🗺️ IAM Map — AWS IAM Graph Analyzer

A powerful CLI to explore IAM users, groups, and policies across AWS accounts — with AI-powered natural language support via Ollama + Mistral.

---

💊 Choose Your Path

🔵 The Blue Pill — Just Install and Play

1. Install the package:

pip install iam-map

2. Export a graph:

iam-map export-graph --profile my-account

3. Start ollama:

ollama run mistral

4. Ask questions with natural language:

iam-map shell --profile my-account

Example prompts:

💬 > Who has EC2 or Lambda access but not S3?
💬 > Which users are in dev or test group with full Admin rights?

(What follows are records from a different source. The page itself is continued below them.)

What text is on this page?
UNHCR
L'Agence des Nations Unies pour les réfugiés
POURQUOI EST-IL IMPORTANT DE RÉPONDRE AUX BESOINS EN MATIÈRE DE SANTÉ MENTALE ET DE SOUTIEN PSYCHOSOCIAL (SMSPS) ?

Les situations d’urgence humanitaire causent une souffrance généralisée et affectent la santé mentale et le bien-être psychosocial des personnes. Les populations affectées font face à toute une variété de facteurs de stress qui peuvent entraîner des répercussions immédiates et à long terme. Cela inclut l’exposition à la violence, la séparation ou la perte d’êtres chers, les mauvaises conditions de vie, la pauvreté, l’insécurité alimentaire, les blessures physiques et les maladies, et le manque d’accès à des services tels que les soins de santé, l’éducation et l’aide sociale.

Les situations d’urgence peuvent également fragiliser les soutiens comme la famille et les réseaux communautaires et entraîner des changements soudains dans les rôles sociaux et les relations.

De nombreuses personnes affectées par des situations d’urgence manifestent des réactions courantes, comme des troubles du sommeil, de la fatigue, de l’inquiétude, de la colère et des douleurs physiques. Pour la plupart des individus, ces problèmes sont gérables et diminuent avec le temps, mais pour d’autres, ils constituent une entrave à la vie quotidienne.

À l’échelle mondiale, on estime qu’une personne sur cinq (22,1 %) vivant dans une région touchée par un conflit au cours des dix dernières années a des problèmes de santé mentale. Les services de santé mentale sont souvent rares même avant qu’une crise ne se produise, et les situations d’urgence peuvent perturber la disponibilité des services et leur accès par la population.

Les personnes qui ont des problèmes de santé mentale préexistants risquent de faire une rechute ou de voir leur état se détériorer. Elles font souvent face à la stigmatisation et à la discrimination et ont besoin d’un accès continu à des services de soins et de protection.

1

That’s it. Explore your IAM relationships like never before.

---

🔴 The Red Pill — Customize Everything

If you're a power user or developer, go deeper.

🔧 Install from Source

git clone https://github.com/yourname/iam-map.git
cd iam-map
pip install --editable .

📦 Requirements

• Python 3.8+
• boto3, networkx, rich, typer
• Ollama running locally with a model like mistral

🧱 Project Structure

iam_map/
├── cli.py            ← main CLI
├── exporter.py       ← fetch IAM data to .dot
├── graph_query.py    ← query logic
├── ollama_client.py  ← talk to Ollama API
├── paths.py          ← path resolution

---

⚙️ Features

• Export IAM users, groups, and policies
• Query users using filters: policies, groups, logic
• List username + ID in rich table
• Support for multiple AWS accounts
• Natural language shell via Ollama

---

🧭 Usage

🔐 Configure Your AWS Profiles

aws configure --profile dev
aws configure --profile prod

Each IAM user must have these permissions:

{
  "Action": [
    "iam:ListUsers",
    "iam:ListGroupsForUser",
    "iam:ListAttachedUserPolicies",
    "iam:ListAttachedGroupPolicies"
  ],
  "Effect": "Allow",
  "Resource": "*"
}

---

📤 Export IAM Graphs

iam-map export-graph --profile dev
# → creates: data/dev.dot

---

📊 Query Your IAM Graph

iam-map query-graph --dot-path data/dev.dot --include-policy AmazonEC2FullAccess

Add filters using:

• --include-policy, --exclude-policy
• --include-group, --exclude-group
• --policy-logic any or all
• --group-logic any or all

---

💬 AI Shell (Natural Language)

iam-map shell --profile dev

By default, this:

• Talks to http://localhost:11434

• Sends your query to the mistral model via Ollama

To make that work, start the model manually (do this before you use iam-map):

ollama run mistral

🔧 Customize Ollama Settings Running on a different model or port?

No problem:

iam-map shell --profile dev --port <your-port> --model <your-model>

Requires:

• Ollama running locally
• Model like mistral, llama3, etc.

---

🌐 Graph Rendering (optional)

Generate diagrams from .dot files:

dot -Tpng data/dev.dot -o output/dev.png

Or PDF/SVG:

dot -Tsvg data/dev.dot -o output/dev.svg

Install Graphviz:

# macOS
brew install graphviz

# Ubuntu
sudo apt install graphviz

# Windows
choco install graphviz

---

📁 Output Locations

By default:

• Graphs → data/
• Visuals → output/

You can override these by setting environment variables:

export DATA_DIR=/custom/data
export OUTPUT_DIR=/custom/output

---

🧠 Powered By

• AWS IAM + boto3
• Graph engine: networkx
• CLI: typer, rich
• Natural Language: Ollama + Mistral

---

✨ Why Use IAM Map?

✅ Works offline after export
✅ Lets you see IAM relationships
✅ Filters users like a database
✅ Natural language interface — no memorizing flags
✅ Clean CLI + optional visual outputs

---

Ready to map your IAM?

iam-map shell --profile your-account

🌍 Know your access. Map your roles. Secure your cloud.